Dendritic cells (DCs) are potent professional antigen presenting cells (APC) that activate naïve T cells. Interaction of ICAM-1 and LFA-1 molecules on each cell is required for T cell conjugation to DCs, which leads to naïve CD4+ T cell activation and proliferation. Nanoparticles capable of blocking LFA-1/ICAM-1 interaction were studied as inhibitors of T cell conjugation to DCs. Primary DCs were primed with ovalbumin, then treated with a peptide that binds ICAM-1 (LABL), a peptide that binds LFA-1 (cIBR), or the same peptides covalently linked to the surface of poly(dl-lactic-co-glycolic acid) nanoparticles (NPs). LABL-NPs and cIBR-NPs rapidly bound to DCs and inhibited T cell conjugation to DCs to a greater extent than the free peptides, unconjugated nanoparticles (NPs), anti-ICAM-1 antibodies, and anti-LFA-1 antibodies. In addition, DCs treated with NPs or with cIBR-NPs stimulated the proliferation of T cells, but DCs treated with LABL-NPs did not stimulate T cell proliferation. Nanoparticles targeting ICAM-1 or LFA-1 also altered cytokine production by DC cocultured with T cells when compared to free ligands, suggesting that these NPs may offer a unique tool for shaping T cell response.

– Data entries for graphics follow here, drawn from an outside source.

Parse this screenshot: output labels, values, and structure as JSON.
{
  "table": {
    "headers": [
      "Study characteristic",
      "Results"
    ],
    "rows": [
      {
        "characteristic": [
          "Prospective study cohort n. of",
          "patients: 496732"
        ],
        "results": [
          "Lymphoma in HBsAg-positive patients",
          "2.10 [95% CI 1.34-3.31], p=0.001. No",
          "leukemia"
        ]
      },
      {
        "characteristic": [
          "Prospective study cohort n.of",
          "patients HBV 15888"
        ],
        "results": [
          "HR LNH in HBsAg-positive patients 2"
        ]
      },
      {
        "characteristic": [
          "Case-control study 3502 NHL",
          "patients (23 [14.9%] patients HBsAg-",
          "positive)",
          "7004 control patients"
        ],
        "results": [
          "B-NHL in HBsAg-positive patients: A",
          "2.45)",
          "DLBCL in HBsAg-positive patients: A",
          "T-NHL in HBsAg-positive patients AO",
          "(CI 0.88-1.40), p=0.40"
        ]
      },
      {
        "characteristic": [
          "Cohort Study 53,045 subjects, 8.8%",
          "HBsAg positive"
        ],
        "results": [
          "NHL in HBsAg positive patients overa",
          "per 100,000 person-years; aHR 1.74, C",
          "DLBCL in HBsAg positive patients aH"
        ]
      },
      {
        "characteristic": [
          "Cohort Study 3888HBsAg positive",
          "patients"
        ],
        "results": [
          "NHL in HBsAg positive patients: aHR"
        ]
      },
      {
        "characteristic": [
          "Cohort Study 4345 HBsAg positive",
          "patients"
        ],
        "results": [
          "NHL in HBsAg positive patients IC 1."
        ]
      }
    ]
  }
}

树突状细胞 (DCs) 是强有力的专业抗原呈递细胞 (APC),能够激活初始 T 细胞。LFA-1 和 ICAM-1 分子在细胞间的相互作用对于 T 细胞与 DC 的共轭是必需的,这导致初始 CD4+T 细胞的激活和增殖。研究了能够阻断 LFA-1/ICAM-1 相互作用的纳米颗粒作为 T 细胞与 DC 共轭的抑制剂。用卵清蛋白对原代 DC 进行预处理,然后用结合 ICAM-1 的肽 (LABL)、结合 LFA-1 的肽 (cIBR)、或通过共价键连接到聚 (DL-丙交酯-co-乙交酯) 纳米颗粒 (NPs) 表面的相同肽处理。LABL-NPs 和 cIBR-NPs 迅速与 DC 结合,并比游离肽、未共轭的 NPs、抗 ICAM-1 抗体和抗 LFA-1 抗体更能抑制 T 细胞与 DC 的共轭。此外,用 NPs 或 cIBR-NPs 处理的 DC 刺激 T 细胞增殖,但用 LABL-NPs 处理的 DC 不刺激 T 细胞增殖。与游离配体相比,针对 ICAM-1 或 LFA-1 的纳米颗粒还改变了与 T 细胞共培养的 DC 产生的细胞因子,这表明这些 NPs 可能为塑造 T 细胞反应提供了一种独特的工具。